(891) Neutrophil Elastase Regulates both Innate and Adaptive Immunity in SARS-CoV-2-Infected Mice

Saturday, April 18, 2026

11:30 AM - 12:30 PM US ET

Location: Exhibit Hall

Author(s)

Douglas J. Natoce, Jr. (he/him/his)

Graduate Research associate
Ohio State University
Columbus, Ohio, United States

Disclosure(s):

Douglas J. Natoce, Jr.: No financial relationships to disclose

Introduction/Rationale: Neutrophil elastase (NE), encoded by ELANE, is a serine protease that contributes to both antimicrobial defense and inflammatory tissue injury. Our group has shown that pharmacologic inhibition of NE modulates immune responses and enhances vaccine efficacy. To define the role played by ELANE in antiviral immunity and disease severity, we examined the outcome of SARS-CoV-2 infection in wild-type (WT) C57BL/6J mice, ELANE knockout (ELANE) mice, and mice nasally treated with pharmacological inhibitors of NE.

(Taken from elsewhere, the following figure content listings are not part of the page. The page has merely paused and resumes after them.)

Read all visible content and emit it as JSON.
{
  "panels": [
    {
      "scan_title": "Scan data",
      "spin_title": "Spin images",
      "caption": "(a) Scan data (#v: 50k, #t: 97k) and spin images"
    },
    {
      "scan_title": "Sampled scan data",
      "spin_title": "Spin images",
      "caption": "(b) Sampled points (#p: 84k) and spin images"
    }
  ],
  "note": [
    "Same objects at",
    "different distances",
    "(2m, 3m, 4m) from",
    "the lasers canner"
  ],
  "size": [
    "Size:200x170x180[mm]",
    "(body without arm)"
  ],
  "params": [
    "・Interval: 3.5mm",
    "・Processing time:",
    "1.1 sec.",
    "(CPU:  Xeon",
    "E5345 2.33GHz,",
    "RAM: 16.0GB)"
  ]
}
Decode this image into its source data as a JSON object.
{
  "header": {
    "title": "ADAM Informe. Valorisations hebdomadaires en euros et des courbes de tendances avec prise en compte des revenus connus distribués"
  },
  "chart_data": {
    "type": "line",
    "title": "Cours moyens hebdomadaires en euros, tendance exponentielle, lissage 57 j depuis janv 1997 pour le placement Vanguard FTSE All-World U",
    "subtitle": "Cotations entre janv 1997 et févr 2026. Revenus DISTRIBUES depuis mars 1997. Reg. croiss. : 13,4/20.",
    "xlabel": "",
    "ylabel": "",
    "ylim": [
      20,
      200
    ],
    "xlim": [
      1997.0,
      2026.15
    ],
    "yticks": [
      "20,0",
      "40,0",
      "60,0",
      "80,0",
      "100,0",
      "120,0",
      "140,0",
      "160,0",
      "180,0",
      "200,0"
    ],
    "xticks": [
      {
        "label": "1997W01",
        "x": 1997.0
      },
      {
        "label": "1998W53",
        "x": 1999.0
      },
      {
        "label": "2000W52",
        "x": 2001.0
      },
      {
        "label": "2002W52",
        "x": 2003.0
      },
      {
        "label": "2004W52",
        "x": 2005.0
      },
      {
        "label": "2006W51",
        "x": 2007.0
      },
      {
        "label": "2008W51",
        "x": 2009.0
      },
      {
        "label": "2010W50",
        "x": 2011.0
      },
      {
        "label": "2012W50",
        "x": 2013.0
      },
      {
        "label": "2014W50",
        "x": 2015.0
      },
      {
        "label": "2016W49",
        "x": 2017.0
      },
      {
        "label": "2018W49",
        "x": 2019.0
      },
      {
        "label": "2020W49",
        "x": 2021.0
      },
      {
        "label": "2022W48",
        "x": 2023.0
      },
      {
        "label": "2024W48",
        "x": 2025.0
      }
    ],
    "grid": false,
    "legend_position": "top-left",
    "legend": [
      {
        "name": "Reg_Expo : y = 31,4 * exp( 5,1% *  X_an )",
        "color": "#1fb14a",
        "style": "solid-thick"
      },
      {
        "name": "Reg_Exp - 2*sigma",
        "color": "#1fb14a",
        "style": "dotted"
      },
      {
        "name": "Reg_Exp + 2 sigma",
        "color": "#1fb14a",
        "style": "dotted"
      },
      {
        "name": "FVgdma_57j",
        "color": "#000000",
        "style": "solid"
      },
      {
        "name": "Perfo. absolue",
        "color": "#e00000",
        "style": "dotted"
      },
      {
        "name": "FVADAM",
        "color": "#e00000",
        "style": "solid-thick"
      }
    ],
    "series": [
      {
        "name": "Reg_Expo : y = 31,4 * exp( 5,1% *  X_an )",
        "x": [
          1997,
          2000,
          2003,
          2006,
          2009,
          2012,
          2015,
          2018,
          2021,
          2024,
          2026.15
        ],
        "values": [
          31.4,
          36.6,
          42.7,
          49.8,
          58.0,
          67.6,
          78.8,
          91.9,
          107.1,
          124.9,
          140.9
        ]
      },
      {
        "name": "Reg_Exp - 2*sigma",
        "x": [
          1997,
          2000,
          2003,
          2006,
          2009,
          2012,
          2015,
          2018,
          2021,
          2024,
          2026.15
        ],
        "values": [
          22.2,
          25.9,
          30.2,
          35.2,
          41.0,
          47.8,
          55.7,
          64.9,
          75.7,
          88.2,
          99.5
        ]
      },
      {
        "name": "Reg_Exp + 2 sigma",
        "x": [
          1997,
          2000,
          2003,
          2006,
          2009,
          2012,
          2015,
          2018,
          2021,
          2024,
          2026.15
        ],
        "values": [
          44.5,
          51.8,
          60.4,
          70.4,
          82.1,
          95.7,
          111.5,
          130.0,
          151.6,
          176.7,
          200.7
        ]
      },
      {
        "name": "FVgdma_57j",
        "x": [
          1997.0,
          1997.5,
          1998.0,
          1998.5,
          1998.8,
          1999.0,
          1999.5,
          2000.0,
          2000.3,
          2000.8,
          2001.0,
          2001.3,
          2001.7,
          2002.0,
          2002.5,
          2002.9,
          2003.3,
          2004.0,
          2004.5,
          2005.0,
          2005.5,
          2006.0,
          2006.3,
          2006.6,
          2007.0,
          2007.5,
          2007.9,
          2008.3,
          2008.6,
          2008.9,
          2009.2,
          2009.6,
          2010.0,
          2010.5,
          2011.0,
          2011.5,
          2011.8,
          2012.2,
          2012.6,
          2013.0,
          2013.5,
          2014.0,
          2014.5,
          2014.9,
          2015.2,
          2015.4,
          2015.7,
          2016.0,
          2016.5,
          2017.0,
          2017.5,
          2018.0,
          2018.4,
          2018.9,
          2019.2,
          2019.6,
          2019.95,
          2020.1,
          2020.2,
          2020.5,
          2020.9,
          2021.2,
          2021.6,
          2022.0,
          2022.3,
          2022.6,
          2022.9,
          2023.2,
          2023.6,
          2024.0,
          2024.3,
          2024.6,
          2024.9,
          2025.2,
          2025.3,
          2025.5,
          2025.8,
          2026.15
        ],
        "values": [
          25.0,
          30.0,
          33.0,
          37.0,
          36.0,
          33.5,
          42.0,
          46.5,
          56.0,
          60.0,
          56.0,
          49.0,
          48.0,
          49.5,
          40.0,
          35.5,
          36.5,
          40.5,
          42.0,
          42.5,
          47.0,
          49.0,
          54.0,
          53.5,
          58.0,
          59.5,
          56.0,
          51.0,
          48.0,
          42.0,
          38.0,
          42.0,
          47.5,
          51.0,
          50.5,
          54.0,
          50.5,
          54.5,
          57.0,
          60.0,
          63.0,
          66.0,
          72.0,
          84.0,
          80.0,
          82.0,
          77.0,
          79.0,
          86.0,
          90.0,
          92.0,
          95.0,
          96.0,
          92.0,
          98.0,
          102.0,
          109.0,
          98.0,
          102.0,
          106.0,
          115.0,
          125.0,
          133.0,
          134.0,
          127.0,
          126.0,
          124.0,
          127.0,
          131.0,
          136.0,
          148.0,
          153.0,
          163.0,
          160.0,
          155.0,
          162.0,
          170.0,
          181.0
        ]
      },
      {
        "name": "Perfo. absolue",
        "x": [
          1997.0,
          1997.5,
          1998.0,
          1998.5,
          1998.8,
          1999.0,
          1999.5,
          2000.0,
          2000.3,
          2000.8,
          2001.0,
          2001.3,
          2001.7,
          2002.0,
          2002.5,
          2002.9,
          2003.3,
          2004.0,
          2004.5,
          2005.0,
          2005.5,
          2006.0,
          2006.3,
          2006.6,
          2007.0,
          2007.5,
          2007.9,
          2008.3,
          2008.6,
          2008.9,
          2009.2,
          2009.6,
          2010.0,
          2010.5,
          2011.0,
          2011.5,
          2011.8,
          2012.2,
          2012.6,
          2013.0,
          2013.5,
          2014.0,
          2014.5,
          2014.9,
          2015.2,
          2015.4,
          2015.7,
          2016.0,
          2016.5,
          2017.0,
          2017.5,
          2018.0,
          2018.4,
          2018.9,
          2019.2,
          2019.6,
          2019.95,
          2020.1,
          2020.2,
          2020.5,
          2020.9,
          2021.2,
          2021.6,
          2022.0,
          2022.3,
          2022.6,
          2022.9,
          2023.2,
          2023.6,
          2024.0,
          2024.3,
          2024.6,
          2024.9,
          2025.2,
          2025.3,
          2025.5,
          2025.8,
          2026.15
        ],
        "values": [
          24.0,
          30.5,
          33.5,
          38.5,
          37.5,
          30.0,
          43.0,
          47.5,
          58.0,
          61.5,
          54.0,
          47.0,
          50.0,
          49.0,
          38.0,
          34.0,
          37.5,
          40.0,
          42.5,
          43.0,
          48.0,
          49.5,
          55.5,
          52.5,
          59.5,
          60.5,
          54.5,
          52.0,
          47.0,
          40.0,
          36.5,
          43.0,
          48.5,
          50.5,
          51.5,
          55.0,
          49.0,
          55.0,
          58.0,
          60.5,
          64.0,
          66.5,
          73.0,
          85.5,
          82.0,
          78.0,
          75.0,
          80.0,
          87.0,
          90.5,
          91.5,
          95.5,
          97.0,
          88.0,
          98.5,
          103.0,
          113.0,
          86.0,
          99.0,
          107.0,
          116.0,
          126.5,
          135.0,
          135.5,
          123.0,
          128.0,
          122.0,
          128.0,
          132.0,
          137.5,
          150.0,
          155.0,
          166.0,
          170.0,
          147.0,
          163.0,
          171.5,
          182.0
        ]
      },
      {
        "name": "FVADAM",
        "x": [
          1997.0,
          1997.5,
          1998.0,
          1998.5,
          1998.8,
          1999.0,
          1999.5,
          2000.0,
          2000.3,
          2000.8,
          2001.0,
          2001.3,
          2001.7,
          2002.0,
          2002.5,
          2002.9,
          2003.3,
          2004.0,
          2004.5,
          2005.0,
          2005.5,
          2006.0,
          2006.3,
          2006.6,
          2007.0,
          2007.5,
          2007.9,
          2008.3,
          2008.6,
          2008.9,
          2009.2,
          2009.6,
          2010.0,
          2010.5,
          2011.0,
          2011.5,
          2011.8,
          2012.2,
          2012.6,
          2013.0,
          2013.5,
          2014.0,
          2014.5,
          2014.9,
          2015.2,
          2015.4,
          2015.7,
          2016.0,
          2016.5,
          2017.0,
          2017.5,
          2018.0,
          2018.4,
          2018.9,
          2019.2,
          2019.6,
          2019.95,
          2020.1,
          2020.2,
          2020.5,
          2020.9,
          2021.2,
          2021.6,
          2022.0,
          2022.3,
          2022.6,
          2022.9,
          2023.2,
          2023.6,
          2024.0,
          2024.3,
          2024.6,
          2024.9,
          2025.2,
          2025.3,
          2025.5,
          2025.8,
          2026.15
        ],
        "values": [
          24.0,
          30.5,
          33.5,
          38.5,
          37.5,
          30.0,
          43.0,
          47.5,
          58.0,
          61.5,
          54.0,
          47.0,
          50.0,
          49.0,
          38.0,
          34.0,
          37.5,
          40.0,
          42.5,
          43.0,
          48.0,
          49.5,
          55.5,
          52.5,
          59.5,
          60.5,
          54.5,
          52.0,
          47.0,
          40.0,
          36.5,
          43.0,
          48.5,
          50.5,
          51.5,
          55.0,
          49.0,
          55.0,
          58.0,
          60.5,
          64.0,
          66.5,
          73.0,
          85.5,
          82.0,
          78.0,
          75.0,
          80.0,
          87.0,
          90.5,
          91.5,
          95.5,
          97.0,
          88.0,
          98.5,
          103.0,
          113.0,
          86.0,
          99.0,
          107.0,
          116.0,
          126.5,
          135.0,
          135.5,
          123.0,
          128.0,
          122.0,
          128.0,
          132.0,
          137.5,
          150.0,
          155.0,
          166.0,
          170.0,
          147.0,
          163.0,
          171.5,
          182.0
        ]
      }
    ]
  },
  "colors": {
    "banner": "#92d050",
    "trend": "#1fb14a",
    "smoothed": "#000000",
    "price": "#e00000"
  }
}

Methods: Male and female mice were intranasally infected with the mouse-adapted SARS-CoV-2 MA10 and body weight and temperature were monitored to assess the severity of disease. Early host response to infection was determined by flow cytometry analysis of peripheral blood leukocyte subsets, viral load in lung tissues, and the profile of host mRNA responses. We also quantified anti-SARS-CoV-2 antibody responses in the bloodstream and mucosal tissues to determine the potential level of protection achieved against future infection.

Results: Both WT and ELANE mice exhibited transient hypothermia following infection with the mouse-adapted SARS-CoV-2 MA10. However, unlike WT mice, those lacking ELANE were protected from weight loss post-infection. Male and female ELANE mice displayed distinct immune signatures in the blood, with males presenting early in non-classical monocytes, as well as enhanced frequencies of B and T cells compared to WT controls. ELANE mice showed higher spike-specific IgG1 and IgG2c antibodies compared to WT controls. Additionally, in vitro, pharmacological NE inhibition with Alvelestat reduced viral plaque formation in a dose-dependent manner.

Conclusion: These findings identify NE as a critical regulator of host immunity and viral replication during SARS-CoV-2 infection. Ongoing single-cell RNA sequencing of infected lungs will further define NE-dependent programs governing the protective versus pathogenic immunity seen.